The main part of the talk will be focused on the connection between ideal secret sharing schemes and matroids. The theorem of Brickel and Davenport (1991) which describes this connection plays a central role in the theory of secret sharing. A short introduction to matroids will be given, no prior knowledge of matroids will be necessary.

Professor Puppe, Chair of Economic Theory at the Karlsruhe Institute of Technology, visited the CMSS for several weeks in February and March of 2013. Professor Puppe is managing editor of Social Choice and Welfare.

On 20 March 2013, Professor Puppe gave a Public Lecture on “Choosing how to vote: the mathematics of elections”. It gives a non-technical overview of the area.
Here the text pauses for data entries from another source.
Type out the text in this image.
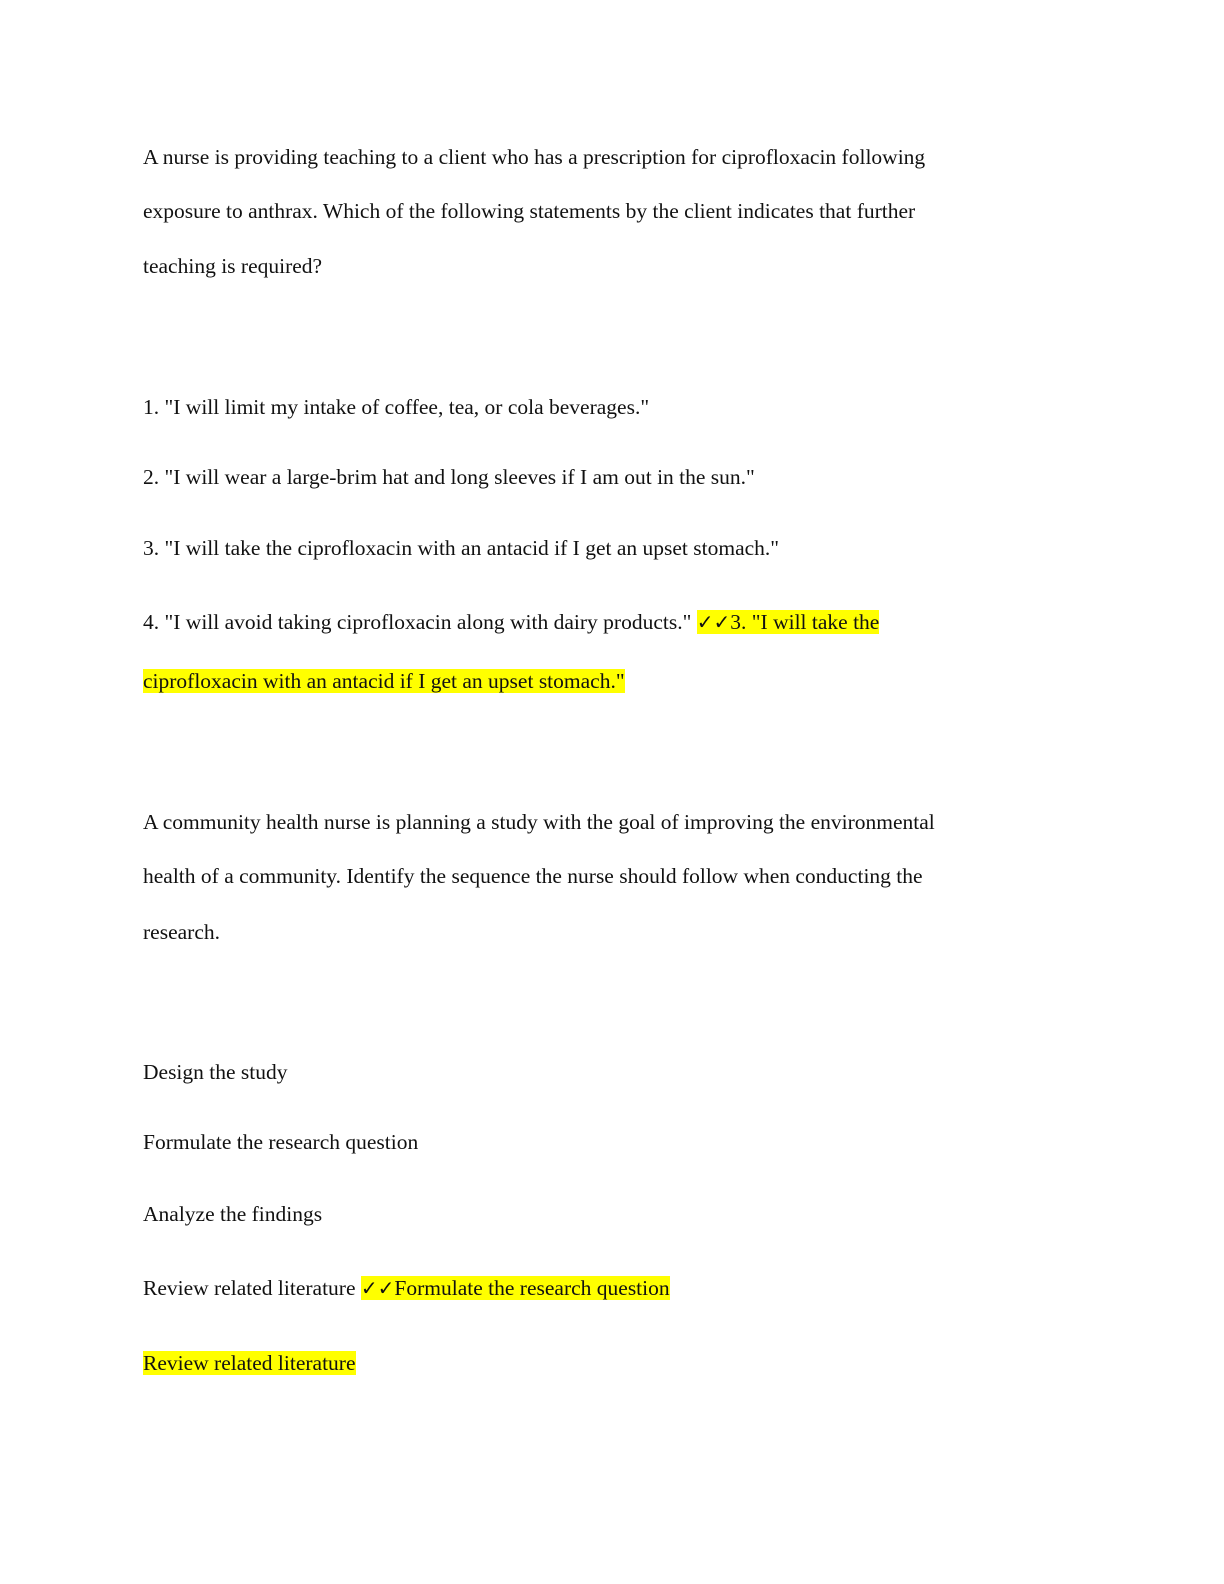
A nurse is providing teaching to a client who has a prescription for ciprofloxacin following
exposure to anthrax. Which of the following statements by the client indicates that further
teaching is required?
1. "I will limit my intake of coffee, tea, or cola beverages."
2. "I will wear a large-brim hat and long sleeves if I am out in the sun."
3. "I will take the ciprofloxacin with an antacid if I get an upset stomach."
4. "I will avoid taking ciprofloxacin along with dairy products." ✓✓3. "I will take the
ciprofloxacin with an antacid if I get an upset stomach."
A community health nurse is planning a study with the goal of improving the environmental
health of a community. Identify the sequence the nurse should follow when conducting the
research.
Design the study
Formulate the research question
Analyze the findings
Review related literature ✓✓Formulate the research question
Review related literature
With New Zealand in the midst of a review of the Mixed Member Proportional Representation (MMP) voting system, the CMSS hopes that such events will promote more informed debate on this important topic.
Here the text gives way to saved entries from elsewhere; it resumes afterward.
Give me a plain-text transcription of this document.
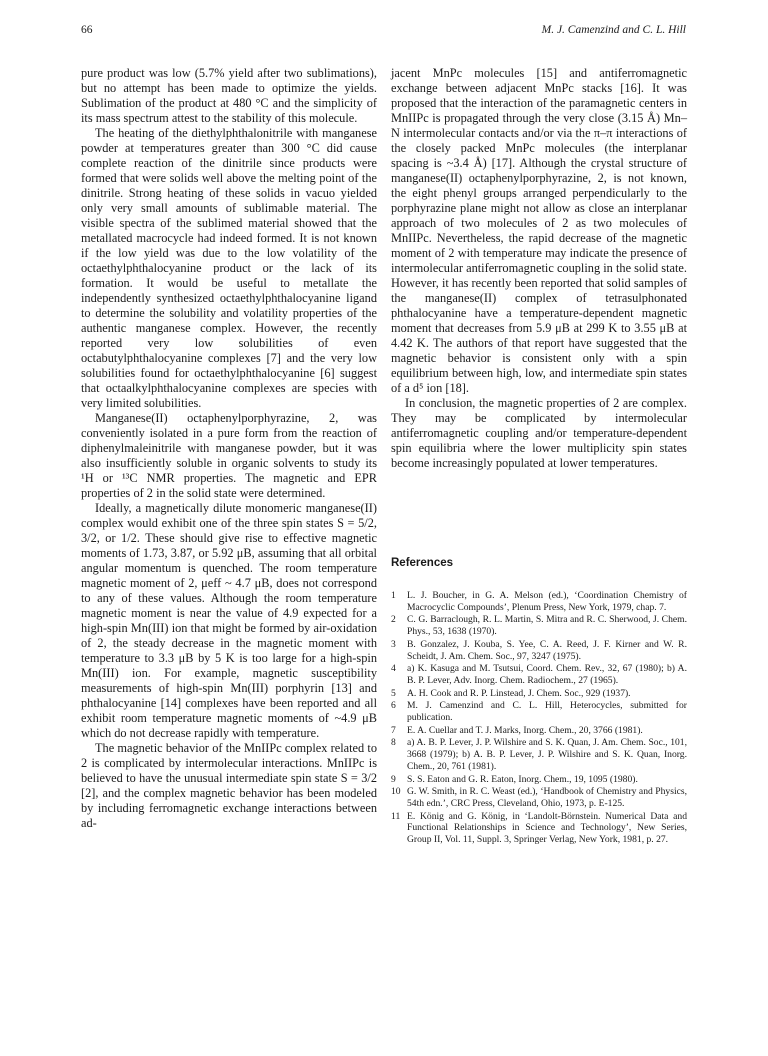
66	M. J. Camenzind and C. L. Hill

pure product was low (5.7% yield after two sublimations), but no attempt has been made to optimize the yields. Sublimation of the product at 480 °C and the simplicity of its mass spectrum attest to the stability of this molecule.

The heating of the diethylphthalonitrile with manganese powder at temperatures greater than 300 °C did cause complete reaction of the dinitrile since products were formed that were solids well above the melting point of the dinitrile. Strong heating of these solids in vacuo yielded only very small amounts of sublimable material. The visible spectra of the sublimed material showed that the metallated macrocycle had indeed formed. It is not known if the low yield was due to the low volatility of the octaethylphthalocyanine product or the lack of its formation. It would be useful to metallate the independently synthesized octaethylphthalocyanine ligand to determine the solubility and volatility properties of the authentic manganese complex. However, the recently reported very low solubilities of even octabutylphthalocyanine complexes [7] and the very low solubilities found for octaethylphthalocyanine [6] suggest that octaalkylphthalocyanine complexes are species with very limited solubilities.

Manganese(II) octaphenylporphyrazine, 2, was conveniently isolated in a pure form from the reaction of diphenylmaleinitrile with manganese powder, but it was also insufficiently soluble in organic solvents to study its ¹H or ¹³C NMR properties. The magnetic and EPR properties of 2 in the solid state were determined.

Ideally, a magnetically dilute monomeric manganese(II) complex would exhibit one of the three spin states S = 5/2, 3/2, or 1/2. These should give rise to effective magnetic moments of 1.73, 3.87, or 5.92 μB, assuming that all orbital angular momentum is quenched. The room temperature magnetic moment of 2, μeff ~ 4.7 μB, does not correspond to any of these values. Although the room temperature magnetic moment is near the value of 4.9 expected for a high-spin Mn(III) ion that might be formed by air-oxidation of 2, the steady decrease in the magnetic moment with temperature to 3.3 μB by 5 K is too large for a high-spin Mn(III) ion. For example, magnetic susceptibility measurements of high-spin Mn(III) porphyrin [13] and phthalocyanine [14] complexes have been reported and all exhibit room temperature magnetic moments of ~4.9 μB which do not decrease rapidly with temperature.

The magnetic behavior of the MnIIPc complex related to 2 is complicated by intermolecular interactions. MnIIPc is believed to have the unusual intermediate spin state S = 3/2 [2], and the complex magnetic behavior has been modeled by including ferromagnetic exchange interactions between ad-

jacent MnPc molecules [15] and antiferromagnetic exchange between adjacent MnPc stacks [16]. It was proposed that the interaction of the paramagnetic centers in MnIIPc is propagated through the very close (3.15 Å) Mn–N intermolecular contacts and/or via the π–π interactions of the closely packed MnPc molecules (the interplanar spacing is ~3.4 Å) [17]. Although the crystal structure of manganese(II) octaphenylporphyrazine, 2, is not known, the eight phenyl groups arranged perpendicularly to the porphyrazine plane might not allow as close an interplanar approach of two molecules of 2 as two molecules of MnIIPc. Nevertheless, the rapid decrease of the magnetic moment of 2 with temperature may indicate the presence of intermolecular antiferromagnetic coupling in the solid state. However, it has recently been reported that solid samples of the manganese(II) complex of tetrasulphonated phthalocyanine have a temperature-dependent magnetic moment that decreases from 5.9 μB at 299 K to 3.55 μB at 4.42 K. The authors of that report have suggested that the magnetic behavior is consistent only with a spin equilibrium between high, low, and intermediate spin states of a d⁵ ion [18].

In conclusion, the magnetic properties of 2 are complex. They may be complicated by intermolecular antiferromagnetic coupling and/or temperature-dependent spin equilibria where the lower multiplicity spin states become increasingly populated at lower temperatures.

References
1	L. J. Boucher, in G. A. Melson (ed.), ‘Coordination Chemistry of Macrocyclic Compounds’, Plenum Press, New York, 1979, chap. 7.
2	C. G. Barraclough, R. L. Martin, S. Mitra and R. C. Sherwood, J. Chem. Phys., 53, 1638 (1970).
3	B. Gonzalez, J. Kouba, S. Yee, C. A. Reed, J. F. Kirner and W. R. Scheidt, J. Am. Chem. Soc., 97, 3247 (1975).
4	a) K. Kasuga and M. Tsutsui, Coord. Chem. Rev., 32, 67 (1980); b) A. B. P. Lever, Adv. Inorg. Chem. Radiochem., 27 (1965).
5	A. H. Cook and R. P. Linstead, J. Chem. Soc., 929 (1937).
6	M. J. Camenzind and C. L. Hill, Heterocycles, submitted for publication.
7	E. A. Cuellar and T. J. Marks, Inorg. Chem., 20, 3766 (1981).
8	a) A. B. P. Lever, J. P. Wilshire and S. K. Quan, J. Am. Chem. Soc., 101, 3668 (1979); b) A. B. P. Lever, J. P. Wilshire and S. K. Quan, Inorg. Chem., 20, 761 (1981).
9	S. S. Eaton and G. R. Eaton, Inorg. Chem., 19, 1095 (1980).
10 G. W. Smith, in R. C. Weast (ed.), ‘Handbook of Chemistry and Physics, 54th edn.’, CRC Press, Cleveland, Ohio, 1973, p. E-125.
11 E. König and G. König, in ‘Landolt-Börnstein. Numerical Data and Functional Relationships in Science and Technology’, New Series, Group II, Vol. 11, Suppl. 3, Springer Verlag, New York, 1981, p. 27.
Link to a video record of the talk (audio plus slides) here:

https://dl.dropboxusercontent.com/u/61342635/A201303201801.LTRD253350.REV1-slides.m4v

Speaker: Professor Bettina Klaus
Affiliation: University of Lausanne
Date: Friday 3 May 2013
Time: 12pm
Venue: Room 317, Level 3, Owen G Glenn Building

Abstract: In college admissions and student placements at public schools, the admission decision can be thought of as assigning indivisible objects with capacity constraints to a set of students such that each student receives at most one object and monetary compensations are not allowed. In these important market design problems, the agent-proposing deferred-acceptance (DA-)mechanism with responsive strict priorities performs well and economists have successfully implemented DA-mechanisms or slight variants thereof. We show that almost all real-life mechanisms used in such environments – including the large classes of priority mechanisms and linear programming mechanisms – satisfy a set of simple and intuitive properties. Once we add strategy-proofness to these properties, DA-mechanisms are the only ones surviving. In market design problems that are based on weak priorities (like school choice), generally multiple tie-breaking (MTB) procedures are used and then a mechanism is implemented with the obtained strict priorities. By adding stability with respect to the weak priorities, we establish the first normative foundation for MTB-DA-mechanisms that are used in NYC.

This is a joint Department of Economics/CMSS seminar.

Speaker: Arkadii Slinko
Affiliation: The University of Auckland
Title: Secret sharing schemes (an elementary introduction)
Date: Tuesday, 7 May 2013
Time: 4:00 pm
Location: Room 6115, Owen Glenn Building

Certain cryptographic keys, such as missile launch codes, numbered bank accounts and the secret decoding exponent in an RSA public key cryptosystem, are so important that they present a dilemma. If too many copies are distributed, one may be leaked. If too few, they might all be lost or accidentally destroyed. Secret sharing schemes invented by Shamir (1979) and Blakley (1979) address this problem, and allow arbitrarily high levels of confidentiality and reliability to be achieved. A secret sharing scheme `divides’ the secret S into `shares’ – one for every user – in such a way that S can be easily reconstructable by any authorised subset of users, but an unauthorised subset of users can extract absolutely no information about S. A secret sharing scheme, for example, can secure a secret over multiple servers and it remains recoverable despite multiple server failures.

Secret sharing schemes are a sort of cooperative games where the information and not money is being distributed among players. The set of authorised coalitions of a secret sharing scheme is a simple game so there is a rich connection to the theory of games.

In my talk I will give an elementary introduction to secret sharing.